Lake Henry is a small artificial lake formed by the construction of a dam across Dawson Creek (South Dakota) in Bon Homme County, South Dakota, United States, about 0.75 mi east of the town of Scotland.

The lake is within the James River watershed. The lake was named in honor of State Senator Henry Brown of Bon Homme County. The original dam was constructed in 1937. By the late 1980s, however, decades of erosion had degraded the lake and use had declined considerably. Plans to renovate the lake began in 1991 after extensive damage to the spillway was discovered. In 1994, the dam was breached and the lake drained to allow spillway repairs and the removal of accumulated sediments. The renovation project quickly ground to a halt when funding was withdrawn and the lake remained dry for nearly a decade. In 2002, funding for the project was restored. It was determined more economical to build a new dam rather than rebuild the old one. A new site was chosen 3/8 mi downstream and construction began late in 2002. The dam was completed in 2003 and completely filled with water in 2005.

The lake is popular for fishing and recreation in the area.
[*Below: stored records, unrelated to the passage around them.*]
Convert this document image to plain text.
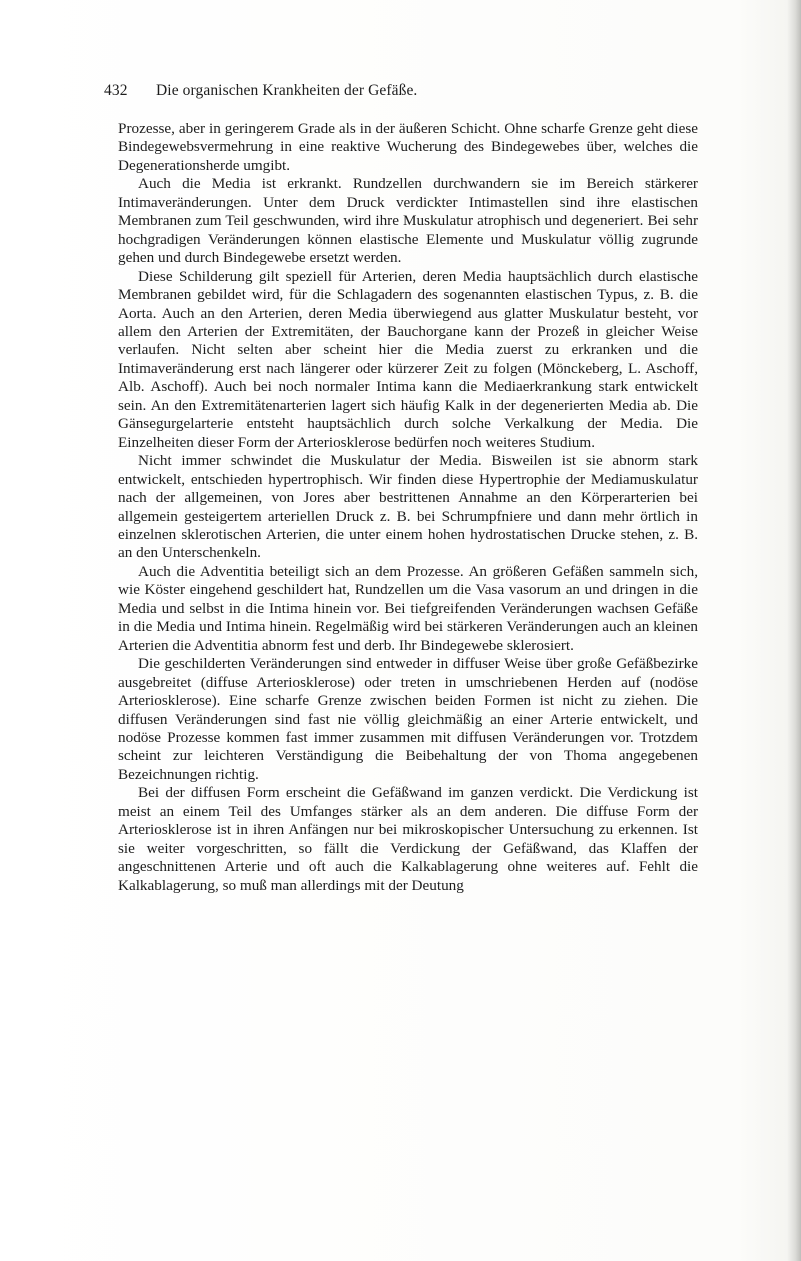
432 Die organischen Krankheiten der Gefäße.

Prozesse, aber in geringerem Grade als in der äußeren Schicht. Ohne scharfe Grenze geht diese Bindegewebsvermehrung in eine reaktive Wucherung des Bindegewebes über, welches die Degenerationsherde umgibt.

Auch die Media ist erkrankt. Rundzellen durchwandern sie im Bereich stärkerer Intimaveränderungen. Unter dem Druck verdickter Intimastellen sind ihre elastischen Membranen zum Teil geschwunden, wird ihre Muskulatur atrophisch und degeneriert. Bei sehr hochgradigen Veränderungen können elastische Elemente und Muskulatur völlig zugrunde gehen und durch Bindegewebe ersetzt werden.

Diese Schilderung gilt speziell für Arterien, deren Media hauptsächlich durch elastische Membranen gebildet wird, für die Schlagadern des sogenannten elastischen Typus, z. B. die Aorta. Auch an den Arterien, deren Media überwiegend aus glatter Muskulatur besteht, vor allem den Arterien der Extremitäten, der Bauchorgane kann der Prozeß in gleicher Weise verlaufen. Nicht selten aber scheint hier die Media zuerst zu erkranken und die Intimaveränderung erst nach längerer oder kürzerer Zeit zu folgen (Mönckeberg, L. Aschoff, Alb. Aschoff). Auch bei noch normaler Intima kann die Mediaerkrankung stark entwickelt sein. An den Extremitätenarterien lagert sich häufig Kalk in der degenerierten Media ab. Die Gänsegurgelarterie entsteht hauptsächlich durch solche Verkalkung der Media. Die Einzelheiten dieser Form der Arteriosklerose bedürfen noch weiteres Studium.

Nicht immer schwindet die Muskulatur der Media. Bisweilen ist sie abnorm stark entwickelt, entschieden hypertrophisch. Wir finden diese Hypertrophie der Mediamuskulatur nach der allgemeinen, von Jores aber bestrittenen Annahme an den Körperarterien bei allgemein gesteigertem arteriellen Druck z. B. bei Schrumpfniere und dann mehr örtlich in einzelnen sklerotischen Arterien, die unter einem hohen hydrostatischen Drucke stehen, z. B. an den Unterschenkeln.

Auch die Adventitia beteiligt sich an dem Prozesse. An größeren Gefäßen sammeln sich, wie Köster eingehend geschildert hat, Rundzellen um die Vasa vasorum an und dringen in die Media und selbst in die Intima hinein vor. Bei tiefgreifenden Veränderungen wachsen Gefäße in die Media und Intima hinein. Regelmäßig wird bei stärkeren Veränderungen auch an kleinen Arterien die Adventitia abnorm fest und derb. Ihr Bindegewebe sklerosiert.

Die geschilderten Veränderungen sind entweder in diffuser Weise über große Gefäßbezirke ausgebreitet (diffuse Arteriosklerose) oder treten in umschriebenen Herden auf (nodöse Arteriosklerose). Eine scharfe Grenze zwischen beiden Formen ist nicht zu ziehen. Die diffusen Veränderungen sind fast nie völlig gleichmäßig an einer Arterie entwickelt, und nodöse Prozesse kommen fast immer zusammen mit diffusen Veränderungen vor. Trotzdem scheint zur leichteren Verständigung die Beibehaltung der von Thoma angegebenen Bezeichnungen richtig.

Bei der diffusen Form erscheint die Gefäßwand im ganzen verdickt. Die Verdickung ist meist an einem Teil des Umfanges stärker als an dem anderen. Die diffuse Form der Arteriosklerose ist in ihren Anfängen nur bei mikroskopischer Untersuchung zu erkennen. Ist sie weiter vorgeschritten, so fällt die Verdickung der Gefäßwand, das Klaffen der angeschnittenen Arterie und oft auch die Kalkablagerung ohne weiteres auf. Fehlt die Kalkablagerung, so muß man allerdings mit der Deutung
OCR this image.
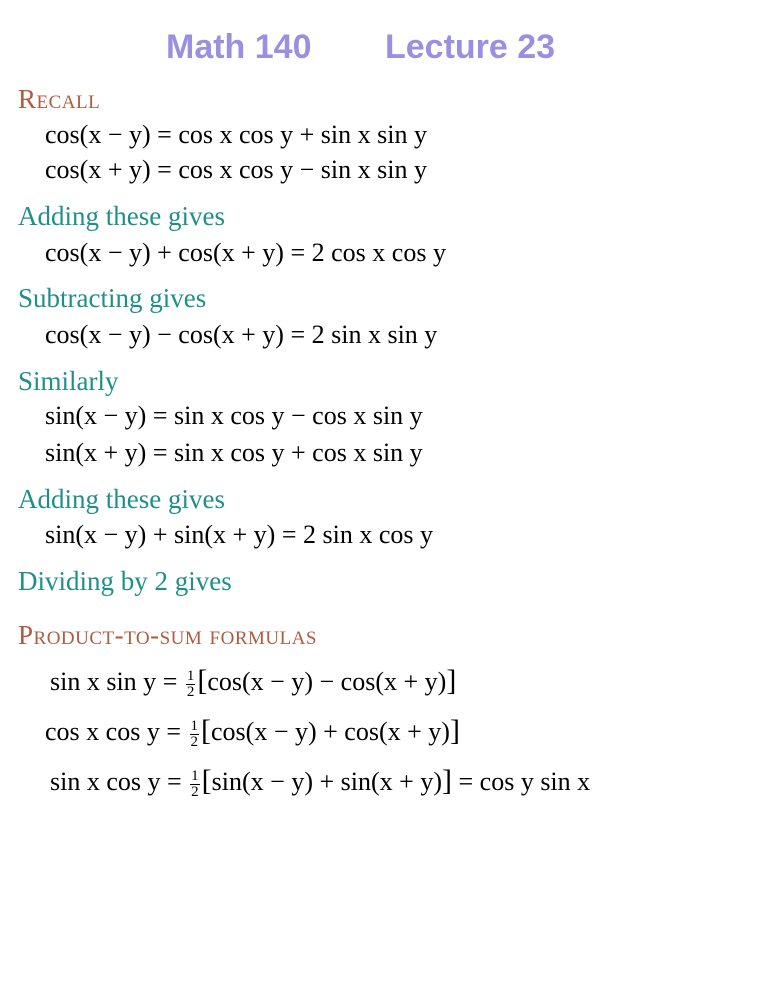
Math 140 Lecture 23
Recall
cos(x − y) = cos x cos y + sin x sin y
cos(x + y) = cos x cos y − sin x sin y
Adding these gives
cos(x − y) + cos(x + y) = 2 cos x cos y
Subtracting gives
cos(x − y) − cos(x + y) = 2 sin x sin y
Similarly
sin(x − y) = sin x cos y − cos x sin y
sin(x + y) = sin x cos y + cos x sin y
Adding these gives
sin(x − y) + sin(x + y) = 2 sin x cos y
Dividing by 2 gives
Product-to-sum formulas
sin x $\sin y = \frac{1}{2} [\cos(x - y) - \cos(x + y)]$
cos x $\cos y = \frac{1}{2} [\cos(x - y) + \cos(x + y)]$
sin x $\cos y = \frac{1}{2} [\sin(x - y) + \sin(x + y)] = \cos y$ sin x
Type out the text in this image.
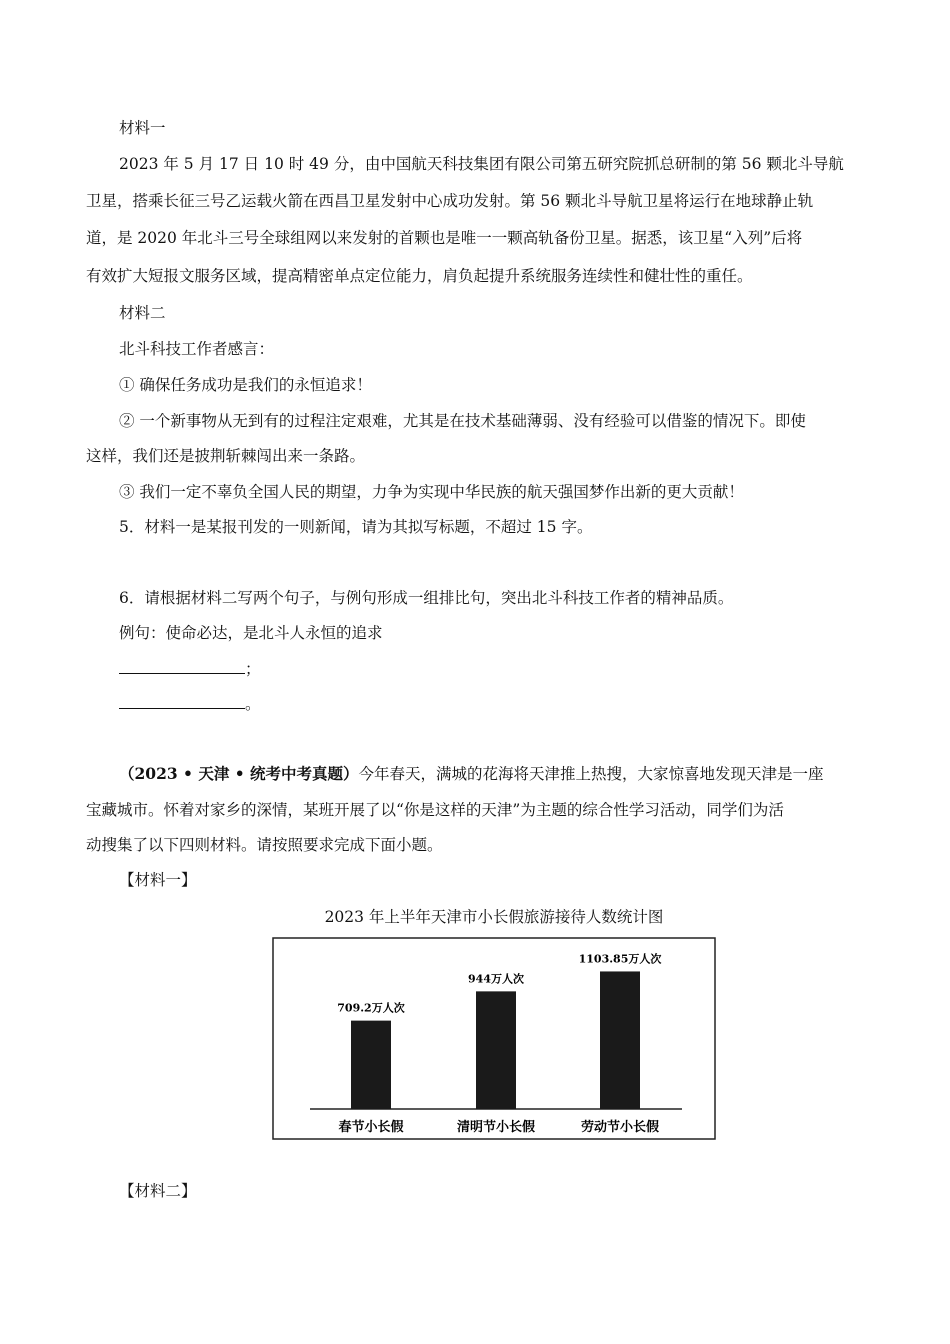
材料一
2023 年 5 月 17 日 10 时 49 分，由中国航天科技集团有限公司第五研究院抓总研制的第 56 颗北斗导航
卫星，搭乘长征三号乙运载火箭在西昌卫星发射中心成功发射。第 56 颗北斗导航卫星将运行在地球静止轨
道，是 2020 年北斗三号全球组网以来发射的首颗也是唯一一颗高轨备份卫星。据悉，该卫星“入列”后将
有效扩大短报文服务区域，提高精密单点定位能力，肩负起提升系统服务连续性和健壮性的重任。
材料二
北斗科技工作者感言：
① 确保任务成功是我们的永恒追求！
② 一个新事物从无到有的过程注定艰难，尤其是在技术基础薄弱、没有经验可以借鉴的情况下。即使
这样，我们还是披荆斩棘闯出来一条路。
③ 我们一定不辜负全国人民的期望，力争为实现中华民族的航天强国梦作出新的更大贡献！
5．材料一是某报刊发的一则新闻，请为其拟写标题，不超过 15 字。
6．请根据材料二写两个句子，与例句形成一组排比句，突出北斗科技工作者的精神品质。
例句：使命必达，是北斗人永恒的追求
；
。
（2023 • 天津 • 统考中考真题）今年春天，满城的花海将天津推上热搜，大家惊喜地发现天津是一座
宝藏城市。怀着对家乡的深情，某班开展了以“你是这样的天津”为主题的综合性学习活动，同学们为活
动搜集了以下四则材料。请按照要求完成下面小题。
【材料一】
2023 年上半年天津市小长假旅游接待人数统计图
709.2万人次
春节小长假
944万人次
清明节小长假
1103.85万人次
劳动节小长假
【材料二】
The lake is stocked by the South Dakota Department of Game, Fish, and Parks. Fish species found at Lake Henry include: largemouth bass, yellow perch, channel catfish, black crappie, bluegill, black bullhead, green sunfish, hybrid sunfish, white sucker, and carp. There is a boat ramp with dock on southeast corner with public restrooms. There are two handicapped accessible fishing piers. The entire lake is designated a "no wake zone".